New Models in Higher Education
It is worth spotlighting two former polytechnics that are pursuing increasingly bespoke approaches to education.
Birmingham City University (BCU) appreciates that many students have commitments beyond the written responsibilities of a degree. Their Curzon Building, for example, houses lecture halls, a library, a careers centre, group work areas, individual study rooms, cafés, a shop, and myriad social spaces under one roof. Traipsing back and forth across a large city is not harmonious with the demands of a 21st-century schedule, and so the university allows students to build personal timetables that work for them. This includes lectures being scheduled so that students do not need to be present for more than three days a week; lectures being repeated on different days of the same week, thus giving students the choice of which to attend; and all lectures being recorded for future reference. BCU understands that the contemporary employment landscape is decentralised, flexible, and increasingly virtual. Their courses, therefore, mimic such work patterns: exams are replaced entirely with coursework, learning resources are available both in person and online, and students can self-certify absence without bureaucratic constraint.

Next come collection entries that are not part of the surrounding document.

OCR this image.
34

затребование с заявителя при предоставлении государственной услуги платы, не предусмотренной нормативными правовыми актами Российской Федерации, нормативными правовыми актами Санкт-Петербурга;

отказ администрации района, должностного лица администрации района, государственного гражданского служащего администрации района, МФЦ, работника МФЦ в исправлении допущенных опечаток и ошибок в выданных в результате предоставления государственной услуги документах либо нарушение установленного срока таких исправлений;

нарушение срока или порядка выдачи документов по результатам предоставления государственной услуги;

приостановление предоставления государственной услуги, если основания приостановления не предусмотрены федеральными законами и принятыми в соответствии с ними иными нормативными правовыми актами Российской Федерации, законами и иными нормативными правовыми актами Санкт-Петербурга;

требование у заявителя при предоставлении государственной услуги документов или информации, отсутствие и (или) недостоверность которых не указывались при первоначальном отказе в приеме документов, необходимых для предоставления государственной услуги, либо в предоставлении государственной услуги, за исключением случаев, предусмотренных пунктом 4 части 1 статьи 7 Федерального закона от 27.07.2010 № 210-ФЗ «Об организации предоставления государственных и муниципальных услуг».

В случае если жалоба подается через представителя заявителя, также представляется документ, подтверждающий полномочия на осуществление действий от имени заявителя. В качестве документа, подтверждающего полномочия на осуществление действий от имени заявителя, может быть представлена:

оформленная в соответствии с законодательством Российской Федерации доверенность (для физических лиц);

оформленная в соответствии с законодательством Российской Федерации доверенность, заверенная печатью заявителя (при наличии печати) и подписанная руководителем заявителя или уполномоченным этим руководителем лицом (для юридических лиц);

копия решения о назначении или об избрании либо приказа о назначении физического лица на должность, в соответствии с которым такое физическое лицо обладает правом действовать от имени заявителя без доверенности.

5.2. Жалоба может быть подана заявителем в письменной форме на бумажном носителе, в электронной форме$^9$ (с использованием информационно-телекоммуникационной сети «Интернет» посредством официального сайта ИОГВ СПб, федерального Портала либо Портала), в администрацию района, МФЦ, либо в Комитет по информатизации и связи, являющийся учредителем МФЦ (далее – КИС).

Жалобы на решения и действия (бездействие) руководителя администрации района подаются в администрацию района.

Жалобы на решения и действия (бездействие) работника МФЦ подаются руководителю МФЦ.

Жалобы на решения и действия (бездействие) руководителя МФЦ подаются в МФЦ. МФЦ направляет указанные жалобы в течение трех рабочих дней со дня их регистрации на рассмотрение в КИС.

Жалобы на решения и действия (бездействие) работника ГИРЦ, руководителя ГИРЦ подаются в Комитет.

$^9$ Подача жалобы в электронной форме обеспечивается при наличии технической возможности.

In the 2024–25 admissions cycle, Think Tutors was similarly impressed by Oxford Brookes University. In the past, former polytechnics sharing a city with Russell Group institutions would often feel a tangible sense of inferiority, but today they can play this relationship to their advantage, through both cooperation and differentiation. In terms of the former, Oxford University hosts a yearly international law firm fair, while Oxford Brookes University hosts a regional law firm fair, but students of either institution are now able to attend both. In terms of the latter, course content at Oxford University is often sprung upon unsuspecting students, but Oxford Brookes University makes a concerted effort to share course materials with students in advance of lectures. Furthermore, lecturers at Oxford Brookes helpfully proposed three-way communication channels between student, faculty staff, and Think Tutors for the duration of a student’s degree, meaning that Think Tutors can continue to offer relevant and well-informed academic and pastoral support for the full duration of a student’s academic journey, bridging the gaps between school life, university life, and working life thereafter.
A System Under Review
If UK universities wish to maintain credibility in this new landscape, they must meet the expectations of their most discerning applicants by embracing transparency and delivering clear, measurable outcomes. This shift demands a collective response. Families must feel empowered to ask difficult questions, and universities must listen. At Think Tutors, we continue to advocate for high standards and student-centred outcomes, helping each learner define success on their own terms.
Now more than ever, universities must offer concrete proof that their promises meet students’ future aspirations and justify their investment. The universities that rise to meet this demand will earn the trust of the next generation of students.